Firstly, it was elucidated that CSP with implantation growth into the uterine cavity can be diagnosed only in the very early stage of pregnancy. As the clinical course of our patient shows, in CSP cases with implantation growth into the uterine cavity, the GS can be observed over the scar at the uterine incision very early in the pregnancy, making it possible to differentiate from a normal pregnancy. However, the GS moves upward with increasing gestational weeks, presenting the same ultrasound image as a normal pregnancy. Therefore, diagnosis in the early stage of pregnancy is very important for CSP with implantation growth into the uterine cavity, and it is necessary to explain to patients that pregnancy following a cesarean section requires a hospital visit early in the pregnancy.

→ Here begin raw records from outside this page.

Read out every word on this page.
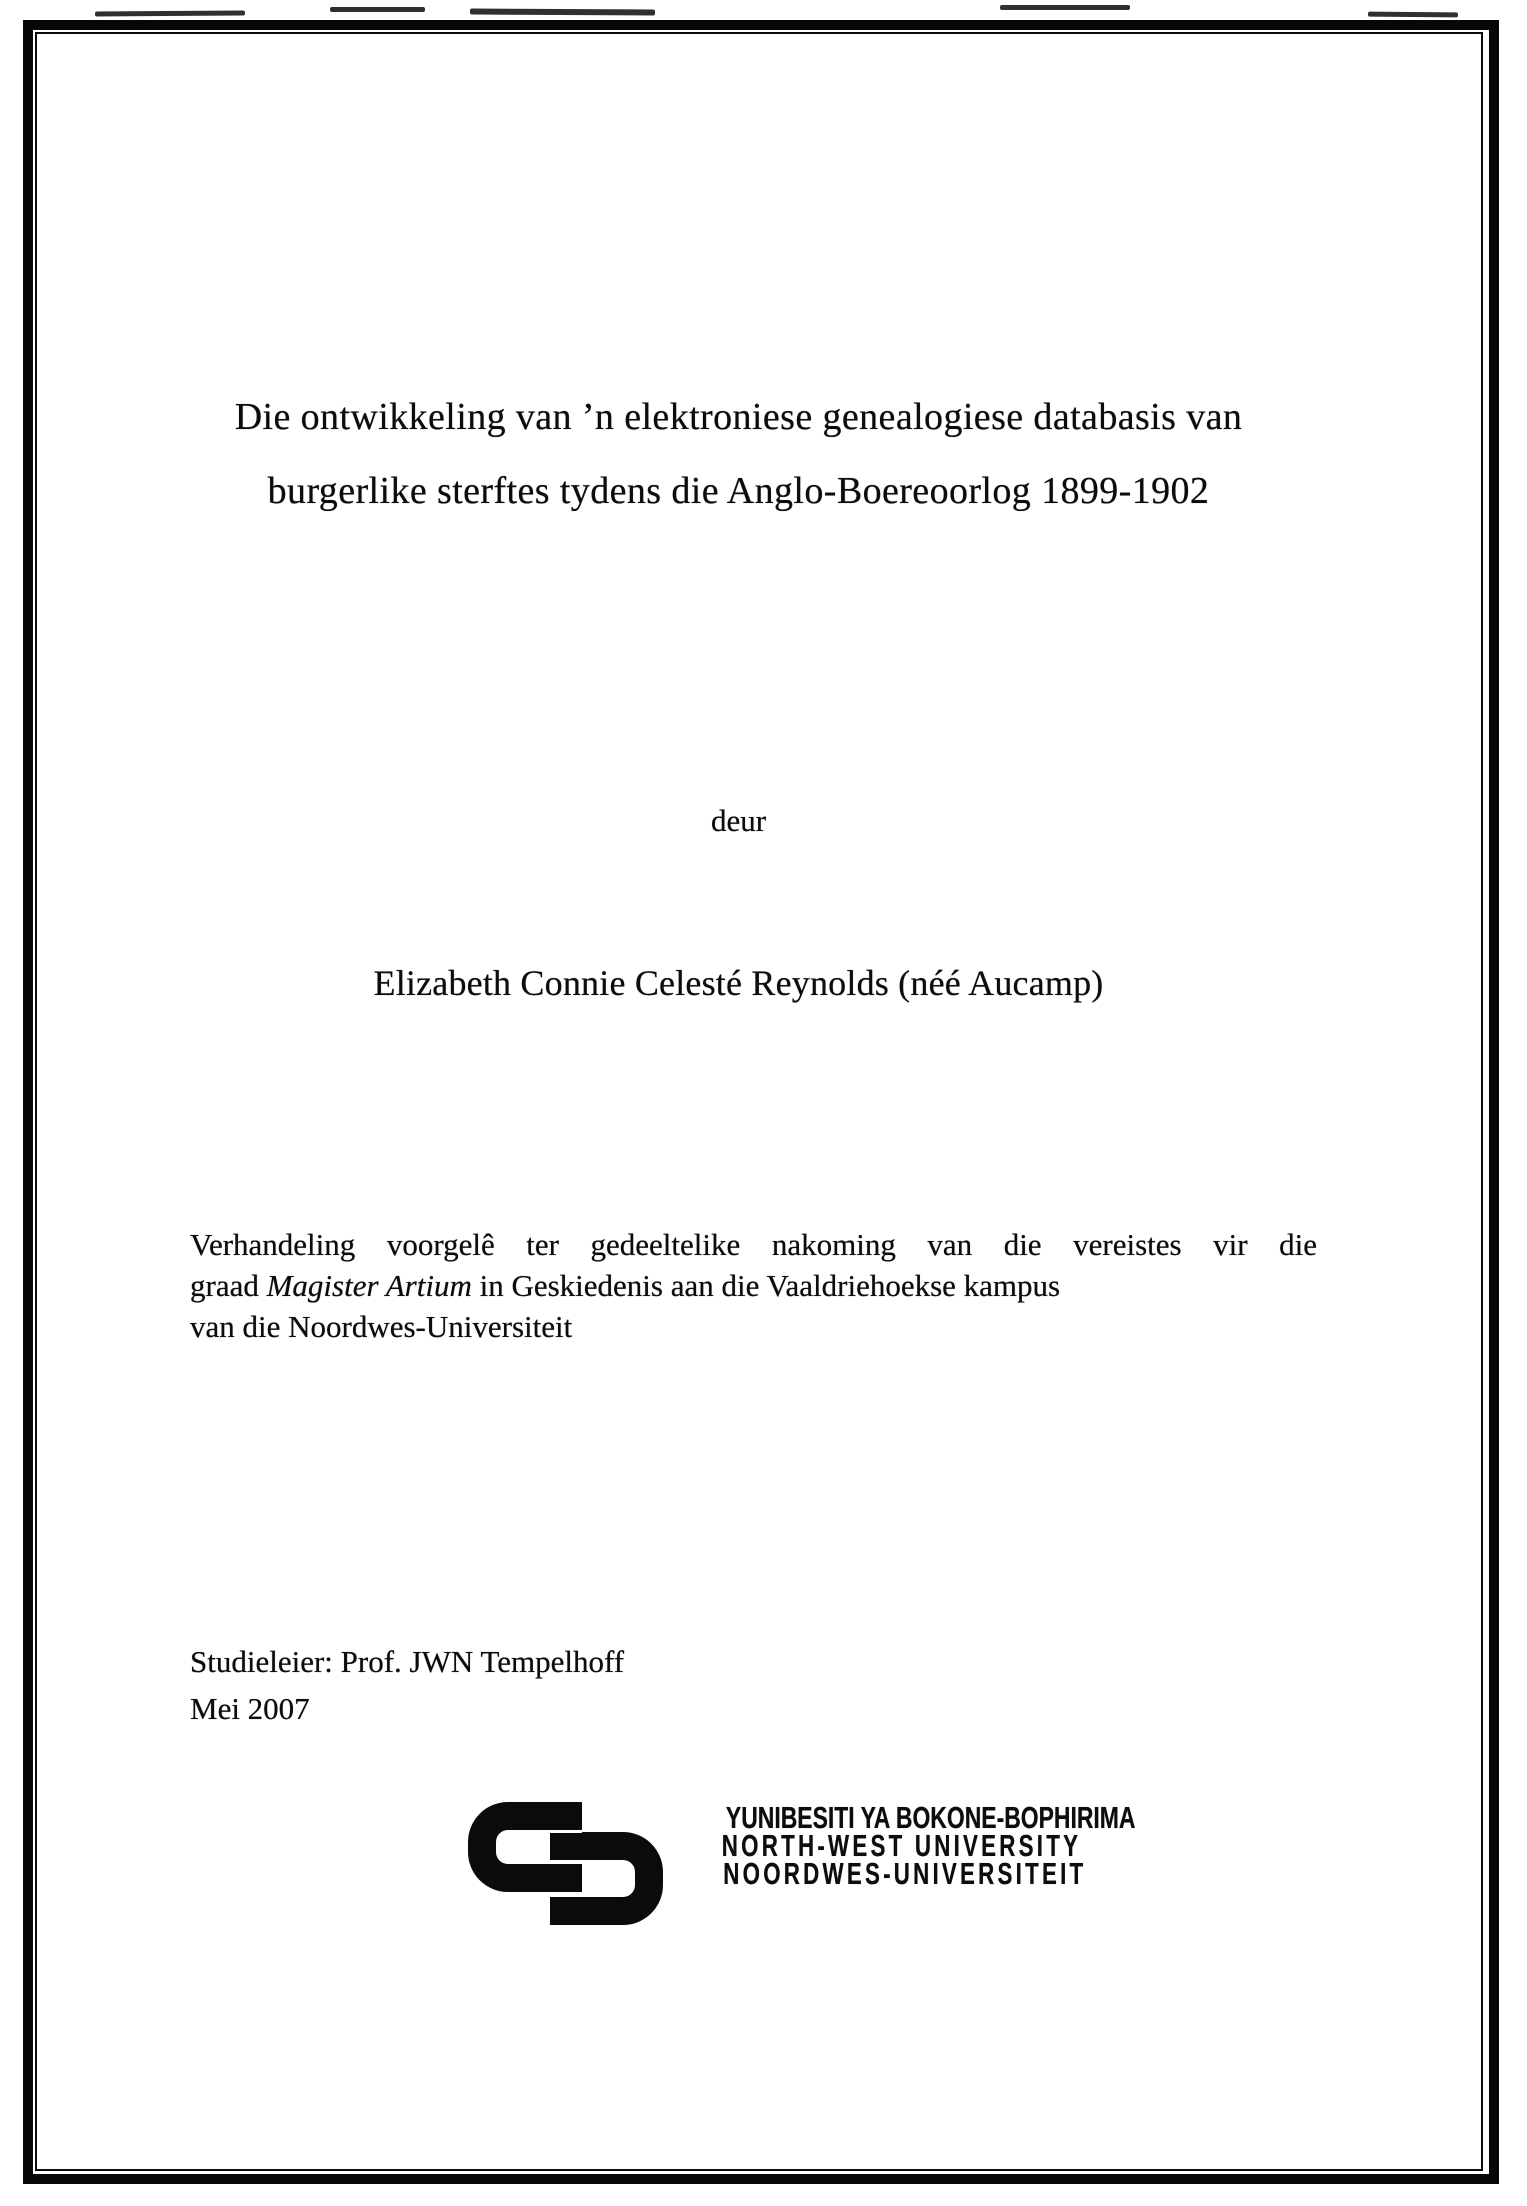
Die ontwikkeling van ’n elektroniese genealogiese databasis van
burgerlike sterftes tydens die Anglo-Boereoorlog 1899-1902
deur
Elizabeth Connie Celesté Reynolds (néé Aucamp)
Verhandeling voorgelê ter gedeeltelike nakoming van die vereistes vir die
graad Magister Artium in Geskiedenis aan die Vaaldriehoekse kampus
van die Noordwes-Universiteit
Studieleier: Prof. JWN Tempelhoff
Mei 2007
YUNIBESITI YA BOKONE-BOPHIRIMA
NORTH-WEST UNIVERSITY
NOORDWES-UNIVERSITEIT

Secondly, CSP with implantation growth into the uterine cavity will eventually result in placenta previa-accreta. Recent epidemiological studies have also found that the strongest risk factor for placenta praevia is a prior caesarean section suggesting that a failure of decidualization in the area of a previous uterine scar can have an impact on both implantation and placentation [11]. Although there have been a few reports of CSP with implantation growth into the uterine cavity which resulted in a viable birth after the pregnancy was allowed to continue [610], uterine rupture in the third trimester and maternal death from intraoperative hemorrhage have also been reported, showing the risk of pregnancy continuation to be very high. Fortunately, our patient did not experience uterine rupture and had a viable birth. However, she did experience critical hemorrhage during cesarean section due to placenta percreta. When patients with CSP elect to continue a pregnancy, detailed informed consent concerning its risks must be obtained.

Making an accurate diagnosis in early pregnancy is critical for cases with a cesarean scar pregnancy progressing into the uterine cavity. Cesarean section is associated with a subsequent risk of cesarean scar pregnancy. Since the diagnosis is difficult except in early pregnancy, every woman with a previous cesarean section should be instructed to visit a medical facility soon after confirmation of pregnancy.

Conflict of Interests

The authors declare no conflict of interests.